Listed below is the name of each service’s Transition Assistance Program:
- Army: Soldier for Life - Transition Assistance Program
- Air Force: Transition Assistance Program
- Navy: Transition Goals, Plans, Success
- Marines: Transition Readiness Program
- Coast Guard Transition Assistance Program
You may schedule your Pre-Separation counseling appointment at your installation Transition Assistance Office any time within a year before your planned separation date. However, since it takes time to prepare for an effective transition, be sure to contact your Transition Assistance Office at least 180 days before your separation. By law Pre-Separation counseling (completion of DD Form 2648, "Pre-Separation Counseling Checklist") must occur no later than 90 days prior to separation; therefore, if you have not had an appointment 90 days before separation, call the Transition Assistance Office or your Career Counselor and schedule a visit immediately. However, it is strongly recommended that you set up your Pre-Separation counseling appointment at least 180 days prior to separation.
Step 2. Review the Pre-Separation Counseling Checklist
Your Transition Counselor or Command Career Counselor will walk you through the Pre-Separation Counseling Checklist, which helps ensure that you will receive the necessary assistance and advice to benefit fully from the wide range of services and entitlements available to you. The checklist is required by law to be filed in the official military personnel record of each Service member receiving the counseling.
At this meeting, the Transition Assistance Office or Command Career Counselor will:
- Assist you in developing an individual needs assessment.
- Identify helpful relocation resources.
- Offer immediate and long-range career guidance.
- Provide benefits counseling.
- Refer you to other service providers for any additional assistance you may require.
Step 3. Draft Your Individual Transition Plan (ITP)
An ITP is your personal road map for attaining employment, education, technical training, and entrepreneurship objectives. The ITP provides the framework for you to perform detailed assessments of your personal and professional preparedness to achieve realistic career goals after separation from active duty. It also identifies actions and activities associated with transition while providing a means to discover and explore interests and skills that may lead to potential career paths.
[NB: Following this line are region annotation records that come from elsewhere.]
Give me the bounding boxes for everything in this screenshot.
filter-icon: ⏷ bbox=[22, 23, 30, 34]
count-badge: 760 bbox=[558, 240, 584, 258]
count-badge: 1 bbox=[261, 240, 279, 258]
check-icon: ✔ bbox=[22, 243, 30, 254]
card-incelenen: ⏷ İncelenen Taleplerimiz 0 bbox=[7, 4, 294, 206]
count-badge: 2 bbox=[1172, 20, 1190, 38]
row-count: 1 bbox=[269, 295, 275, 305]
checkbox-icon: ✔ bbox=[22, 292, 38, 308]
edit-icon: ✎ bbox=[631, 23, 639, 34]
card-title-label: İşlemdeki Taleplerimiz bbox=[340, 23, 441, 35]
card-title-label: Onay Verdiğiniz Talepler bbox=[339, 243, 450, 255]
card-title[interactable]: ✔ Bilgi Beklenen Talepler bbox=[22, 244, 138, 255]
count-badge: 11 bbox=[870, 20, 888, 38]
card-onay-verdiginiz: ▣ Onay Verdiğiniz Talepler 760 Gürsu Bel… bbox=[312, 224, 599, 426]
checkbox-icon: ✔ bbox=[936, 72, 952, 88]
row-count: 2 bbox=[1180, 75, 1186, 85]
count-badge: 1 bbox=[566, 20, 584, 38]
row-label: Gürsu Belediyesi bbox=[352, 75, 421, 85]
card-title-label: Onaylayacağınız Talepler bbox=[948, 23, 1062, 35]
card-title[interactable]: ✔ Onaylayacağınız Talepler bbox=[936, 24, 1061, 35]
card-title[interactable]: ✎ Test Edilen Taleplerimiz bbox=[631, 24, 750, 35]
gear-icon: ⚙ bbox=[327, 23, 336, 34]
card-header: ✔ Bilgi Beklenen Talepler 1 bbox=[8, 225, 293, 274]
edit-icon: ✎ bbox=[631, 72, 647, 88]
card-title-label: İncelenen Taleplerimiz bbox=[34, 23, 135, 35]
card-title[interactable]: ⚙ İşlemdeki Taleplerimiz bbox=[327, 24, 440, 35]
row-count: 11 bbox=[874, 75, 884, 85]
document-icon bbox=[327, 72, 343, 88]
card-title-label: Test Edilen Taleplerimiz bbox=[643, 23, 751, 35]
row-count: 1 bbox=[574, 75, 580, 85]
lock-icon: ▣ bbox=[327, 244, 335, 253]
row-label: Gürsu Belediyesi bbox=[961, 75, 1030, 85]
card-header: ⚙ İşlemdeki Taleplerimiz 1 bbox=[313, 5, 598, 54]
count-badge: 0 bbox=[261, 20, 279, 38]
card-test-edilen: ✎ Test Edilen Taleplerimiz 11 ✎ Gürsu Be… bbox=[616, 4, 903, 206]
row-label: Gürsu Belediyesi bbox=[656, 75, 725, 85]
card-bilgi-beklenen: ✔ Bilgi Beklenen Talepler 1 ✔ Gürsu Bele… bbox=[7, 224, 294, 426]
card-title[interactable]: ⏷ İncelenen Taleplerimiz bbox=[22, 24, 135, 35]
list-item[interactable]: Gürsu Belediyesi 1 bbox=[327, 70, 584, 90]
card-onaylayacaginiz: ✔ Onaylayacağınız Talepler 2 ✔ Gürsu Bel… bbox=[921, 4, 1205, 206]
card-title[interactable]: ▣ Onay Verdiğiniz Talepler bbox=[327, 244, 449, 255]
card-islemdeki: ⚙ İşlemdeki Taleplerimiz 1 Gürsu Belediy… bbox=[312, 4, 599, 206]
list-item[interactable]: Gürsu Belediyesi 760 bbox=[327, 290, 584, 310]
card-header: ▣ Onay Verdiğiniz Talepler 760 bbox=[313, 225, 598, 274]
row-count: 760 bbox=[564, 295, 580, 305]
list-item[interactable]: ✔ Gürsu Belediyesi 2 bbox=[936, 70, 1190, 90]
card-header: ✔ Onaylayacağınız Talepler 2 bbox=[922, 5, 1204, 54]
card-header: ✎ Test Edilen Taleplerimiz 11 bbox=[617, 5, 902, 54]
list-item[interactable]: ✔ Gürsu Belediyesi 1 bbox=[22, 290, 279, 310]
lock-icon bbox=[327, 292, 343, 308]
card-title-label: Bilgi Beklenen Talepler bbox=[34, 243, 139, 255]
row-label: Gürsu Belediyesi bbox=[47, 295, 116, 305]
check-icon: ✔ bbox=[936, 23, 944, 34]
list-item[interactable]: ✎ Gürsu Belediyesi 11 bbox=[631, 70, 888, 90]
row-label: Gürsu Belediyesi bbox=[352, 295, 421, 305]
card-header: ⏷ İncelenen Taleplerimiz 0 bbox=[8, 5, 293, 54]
The ITP is a living document that is created and maintained by you.
Each transition has three key decision points which must be considered when creating your ITP. As you proceed through the transition process it is important to consider the following major decision points:
- Money Decisions – Deciding how to best manage your finances will help you deal with changes in pay, compensation, and living expenses. This guide will give you information on your financial benefits, life insurance, Thrift Savings Plan, and creating a household budget.
- Benefit Decisions – Choosing which of the available benefits to apply for and deciding when and where to start. This guide will help you explore your benefits like the GI Bill, VA Home Loans, Health Care, and more.
- Job Decisions – Weighing your career options – choosing whether to pursue your current career path or start over and go back to school. This guide has information to help you learn about everything from writing resumes to exploring your employment opportunities to how to start a small business.